Dir.: Zed Nelson; Documentary; UK 2019, 94 min.
Ugandan born filmmaker Zed Nelson, best known for his work as photographer, has created a portrait of Hoxton Street in the London Borough of Hackney, spanning four years. This area is symbolic of a certain type of gentrification that leaves the old and poor literally in the cold. People who have spent their whole lives here are suddenly forced to leave because their neighbourhood is within spitting distance of the City of London, and therefore property values have increased. Luxury apartment blocks are swallowing up people and a way of life that has served the community well for more than three generations.
Oscillating between melancholy and absurdist nightmares, The Street shows how parts of society are falling away. Since the 1950s Hoxton’s close-knit neighbourhood has absorbed waves of immigrants. The newly arrived have bought the shops and flats as well as paying exorbitant prices for the encroaching luxury apartment blocks. Some are young urban hipsters who have set up stylish restaurants, digital media start-ups and corporate property developers. All this has brought with it a deepening social and financial divide.
A priest has lived in the area seemingly forever now finds himself a victim of the changing circumstances: he will have to retire at seventy, which is next year, and cannot afford to live in his old parish. He talks about hatred and resentments which is already poisoning the community
Another culprit has been the 2016 EU referendum which has divided society with its 52.0% divide of leavers. As one of the store owners point out, “the bicycle shop opposite is owned by Frenchmen” – a fact that deeply offends him. The carpet shop, in family hands for over fifty years, is gone, the garage will be next. The pie shop is living on borrowed time: their customer base has moved on. The era when local shops where meeting-places, hubs of the community are no more.
An estate agent bemoans the situation: “gentrification is going to amplify and increase my business, there’s no doubt about it. But the negative impacts on the community should be looked at by the government, otherwise market forces will gentrify everything”. And the Art Gallery owner is equally observant: “Aviva has bought up most of Hoxton Square. Mono-culture can’t be right, other things – the more interesting shops and locales just disappear and die. But it’s true, where artist’s go the corporates will follow.”
The ex-trader, who bought a warehouse comments: “There wasn’t change for a long time, and then a lot of change took place very quickly. Artists, bankers, came along and saw these amazing warehouses and Victorian industrial buildings, and realised they could get live-work permission on these things but never intended to work there, so they weren’t creating any jobs, they just turned them into warehouse apartments. But it takes that sort of policy, which Hackney never had, to maintain control of a rampant gentrification.” To which one wants to add, that the government with its austerity measures, including cuts in the grant support for the councils, has not helped either.

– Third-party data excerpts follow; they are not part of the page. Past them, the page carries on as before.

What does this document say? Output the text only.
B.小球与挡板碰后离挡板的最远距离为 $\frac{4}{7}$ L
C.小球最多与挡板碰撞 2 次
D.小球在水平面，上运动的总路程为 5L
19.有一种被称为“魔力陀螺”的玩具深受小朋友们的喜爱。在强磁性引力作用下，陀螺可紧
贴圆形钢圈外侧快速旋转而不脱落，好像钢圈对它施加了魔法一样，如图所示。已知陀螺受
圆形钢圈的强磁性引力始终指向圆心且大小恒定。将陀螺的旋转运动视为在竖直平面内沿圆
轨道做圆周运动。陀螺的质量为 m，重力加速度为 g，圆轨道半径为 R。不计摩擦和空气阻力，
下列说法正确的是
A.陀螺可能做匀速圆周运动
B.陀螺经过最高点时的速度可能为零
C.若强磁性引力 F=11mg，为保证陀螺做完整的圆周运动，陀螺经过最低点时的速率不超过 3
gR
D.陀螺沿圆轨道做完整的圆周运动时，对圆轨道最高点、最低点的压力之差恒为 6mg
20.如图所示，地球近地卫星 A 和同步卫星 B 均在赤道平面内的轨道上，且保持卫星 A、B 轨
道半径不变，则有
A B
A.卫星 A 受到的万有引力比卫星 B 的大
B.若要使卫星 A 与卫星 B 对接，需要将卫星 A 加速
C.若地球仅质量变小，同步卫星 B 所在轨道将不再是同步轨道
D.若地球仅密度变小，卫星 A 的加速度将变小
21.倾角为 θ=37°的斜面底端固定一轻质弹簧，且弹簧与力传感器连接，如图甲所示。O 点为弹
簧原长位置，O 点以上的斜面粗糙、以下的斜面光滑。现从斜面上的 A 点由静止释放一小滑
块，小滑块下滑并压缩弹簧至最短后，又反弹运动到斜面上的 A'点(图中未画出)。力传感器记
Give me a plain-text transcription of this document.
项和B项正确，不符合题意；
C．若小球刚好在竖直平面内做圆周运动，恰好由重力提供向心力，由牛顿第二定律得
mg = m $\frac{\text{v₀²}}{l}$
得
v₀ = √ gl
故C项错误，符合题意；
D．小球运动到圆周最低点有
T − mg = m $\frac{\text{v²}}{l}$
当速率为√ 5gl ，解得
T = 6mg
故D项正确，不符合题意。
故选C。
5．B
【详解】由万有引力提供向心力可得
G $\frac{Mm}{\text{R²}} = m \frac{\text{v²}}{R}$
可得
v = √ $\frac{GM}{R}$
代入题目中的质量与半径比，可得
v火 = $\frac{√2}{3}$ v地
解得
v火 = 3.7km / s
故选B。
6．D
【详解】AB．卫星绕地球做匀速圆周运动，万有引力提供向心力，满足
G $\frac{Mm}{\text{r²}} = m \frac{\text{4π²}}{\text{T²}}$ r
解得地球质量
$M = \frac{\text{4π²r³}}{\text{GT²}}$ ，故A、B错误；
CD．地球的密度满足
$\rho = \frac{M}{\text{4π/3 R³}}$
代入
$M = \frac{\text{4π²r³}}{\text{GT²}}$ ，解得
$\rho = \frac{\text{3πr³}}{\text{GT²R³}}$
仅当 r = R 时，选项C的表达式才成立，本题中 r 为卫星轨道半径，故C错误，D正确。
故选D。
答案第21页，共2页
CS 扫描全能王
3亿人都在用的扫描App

Which only shows, that not all ‘intruders’ are neo-liberal beasts, but have compassion and a brain – but how is this going to help 82-year old Colleen, who has lived through the Blitz in Hoxton Street, “when we knew that we would survive, all of us together”. Her flat is falling to pieces, and soon she will join the forced exodus of the many, who have spent their lives in this model of a society, which is no longer sustainable.